Tens of thousands of Kaiser Permanente nurses and mental health professionals went on strike earlier this year, largely to protest the nonprofit health system's adoption of artificial intelligence tools. At the center of the dispute are AI systems that monitor how nurses handle patient calls - tracking call length, script adherence, and even tone - and that workers say pressure them to limit patient conversations in ways that could compromise care.
In 2024, nurses picketed outside a Kaiser hospital in San Francisco carrying signs that read "Trust nurses, not AI." A recent Cal Matters report, based on interviews with current and former Kaiser nurses, reveals what triggered that pushback.
How Kaiser's AI tools tracked nurses
According to the report, Kaiser used AI to evaluate nurses on how they responded to calls and how long they spent on the phone with patients. The company described one metric as "average handle time." Nurses claimed that if their calls exceeded 15 minutes, they risked being reprimanded or seeing their monthly performance scores drop.
Nurses were also expected to follow a script and limit their advice to a few specific points. The tight monitoring, they said, transformed patient conversations into transactions. AI-driven performance management in healthcare has drawn scrutiny from workers across the industry who see these tools as undermining clinical judgment.
Patient care concerns
Many nurses feared that the rigid metrics would shortchange patients who needed more time - new parents, people who required a translator, or anyone in emotional distress. One nurse described a sensitive call that demanded more care and said, "I had to ask myself: Am I going to get disciplined for going off script or saying more than what is necessary?"
Kaiser also allegedly tested an AI tool in 2024 that assessed nurses' tone and empathy levels. After nurses protested, the company stopped using it. Union representatives said managers indicated the program might eventually be revived.
Kaiser's response
A Kaiser spokesperson said the company "uses AI responsibly and with human oversight, always prioritizing patient safety, privacy, and equity. AI tools are designed to support our clinicians and care teams, not to replace them. Medical decisions remain in the hands of our clinicians."

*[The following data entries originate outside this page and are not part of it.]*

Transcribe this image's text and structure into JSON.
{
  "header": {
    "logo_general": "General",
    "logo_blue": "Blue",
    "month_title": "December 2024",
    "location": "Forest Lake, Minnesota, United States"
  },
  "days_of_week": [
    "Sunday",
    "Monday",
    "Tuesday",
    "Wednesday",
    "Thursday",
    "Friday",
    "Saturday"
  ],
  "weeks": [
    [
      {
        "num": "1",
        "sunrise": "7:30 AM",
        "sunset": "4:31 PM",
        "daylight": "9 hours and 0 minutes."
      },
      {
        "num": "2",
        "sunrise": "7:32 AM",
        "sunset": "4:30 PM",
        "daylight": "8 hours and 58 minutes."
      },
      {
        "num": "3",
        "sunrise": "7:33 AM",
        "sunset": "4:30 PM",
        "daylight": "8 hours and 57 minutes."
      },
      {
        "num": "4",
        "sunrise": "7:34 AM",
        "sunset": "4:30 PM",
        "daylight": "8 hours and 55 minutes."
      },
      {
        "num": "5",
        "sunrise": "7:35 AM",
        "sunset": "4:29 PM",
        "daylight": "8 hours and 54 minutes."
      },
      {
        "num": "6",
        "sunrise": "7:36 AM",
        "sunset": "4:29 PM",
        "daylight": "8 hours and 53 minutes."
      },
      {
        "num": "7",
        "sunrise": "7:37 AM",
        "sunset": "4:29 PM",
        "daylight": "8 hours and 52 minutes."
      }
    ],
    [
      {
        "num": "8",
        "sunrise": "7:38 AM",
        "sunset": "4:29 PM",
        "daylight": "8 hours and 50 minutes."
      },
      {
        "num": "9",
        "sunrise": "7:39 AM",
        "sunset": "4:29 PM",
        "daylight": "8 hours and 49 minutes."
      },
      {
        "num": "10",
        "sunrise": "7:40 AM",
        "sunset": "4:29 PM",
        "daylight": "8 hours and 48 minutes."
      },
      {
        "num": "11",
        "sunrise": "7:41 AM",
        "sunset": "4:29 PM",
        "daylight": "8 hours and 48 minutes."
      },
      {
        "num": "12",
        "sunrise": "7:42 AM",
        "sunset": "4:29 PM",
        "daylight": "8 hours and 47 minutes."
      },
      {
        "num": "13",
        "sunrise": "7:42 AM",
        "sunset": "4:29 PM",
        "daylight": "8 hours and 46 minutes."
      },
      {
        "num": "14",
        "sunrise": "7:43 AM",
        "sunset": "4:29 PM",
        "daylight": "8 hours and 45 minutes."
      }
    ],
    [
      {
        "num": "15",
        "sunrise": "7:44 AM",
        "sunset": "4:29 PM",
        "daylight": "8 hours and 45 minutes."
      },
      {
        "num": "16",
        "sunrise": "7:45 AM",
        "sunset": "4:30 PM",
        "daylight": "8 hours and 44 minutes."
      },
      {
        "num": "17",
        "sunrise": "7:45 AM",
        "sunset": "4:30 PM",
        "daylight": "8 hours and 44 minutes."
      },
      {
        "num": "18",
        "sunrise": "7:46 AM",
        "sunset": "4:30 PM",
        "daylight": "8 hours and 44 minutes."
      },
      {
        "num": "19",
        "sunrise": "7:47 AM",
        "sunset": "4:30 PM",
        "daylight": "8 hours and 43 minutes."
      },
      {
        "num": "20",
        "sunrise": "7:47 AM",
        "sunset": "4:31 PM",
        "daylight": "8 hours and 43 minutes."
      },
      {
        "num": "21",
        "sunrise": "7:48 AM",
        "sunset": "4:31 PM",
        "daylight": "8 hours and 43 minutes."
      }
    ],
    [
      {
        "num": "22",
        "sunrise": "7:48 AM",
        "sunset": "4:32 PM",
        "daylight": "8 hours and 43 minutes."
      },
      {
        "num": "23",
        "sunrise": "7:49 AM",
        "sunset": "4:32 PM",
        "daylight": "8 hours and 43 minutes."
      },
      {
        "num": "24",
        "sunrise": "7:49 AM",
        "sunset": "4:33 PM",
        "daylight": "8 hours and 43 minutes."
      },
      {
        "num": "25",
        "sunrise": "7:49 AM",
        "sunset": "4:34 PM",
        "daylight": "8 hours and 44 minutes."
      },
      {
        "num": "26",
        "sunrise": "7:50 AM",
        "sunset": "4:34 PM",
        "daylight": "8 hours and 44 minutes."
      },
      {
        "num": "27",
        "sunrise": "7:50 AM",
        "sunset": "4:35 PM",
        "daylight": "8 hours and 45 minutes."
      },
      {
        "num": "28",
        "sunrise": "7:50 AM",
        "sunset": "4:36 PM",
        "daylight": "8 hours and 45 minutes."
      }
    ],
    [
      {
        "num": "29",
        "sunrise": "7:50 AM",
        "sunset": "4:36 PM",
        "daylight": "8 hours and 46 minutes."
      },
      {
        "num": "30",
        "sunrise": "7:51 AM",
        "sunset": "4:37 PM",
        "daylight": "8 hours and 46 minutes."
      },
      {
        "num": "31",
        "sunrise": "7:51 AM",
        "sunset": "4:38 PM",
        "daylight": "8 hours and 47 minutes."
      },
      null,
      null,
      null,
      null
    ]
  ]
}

The spokesperson denied that nurses were disciplined for longer calls. "Kaiser Permanente does not use Average Handle Time to assess call response performance or enforce call time metrics. Any tools used in contact center settings support our quality assurance efforts and have human review and oversight. At Kaiser Permanente, our nurses are supported and empowered to take the time needed to deliver compassionate care and fully address each patient's care needs."
Why this matters for healthcare professionals
This conflict shows how AI performance monitoring can create a direct clash between productivity metrics and patient-centered care. For nurses and other clinicians, these systems can reshape daily work in ways that feel at odds with professional judgment - limiting time with patients, enforcing scripts, and ranking empathy on a scale. Even when tools are framed as aids, the line between support and surveillance can blur quickly if metrics drive discipline or pay. Healthcare professionals need to understand what AI tools their employers are using, how those tools are evaluated, and what recourse exists when the technology undermines their ability to provide safe, thorough care.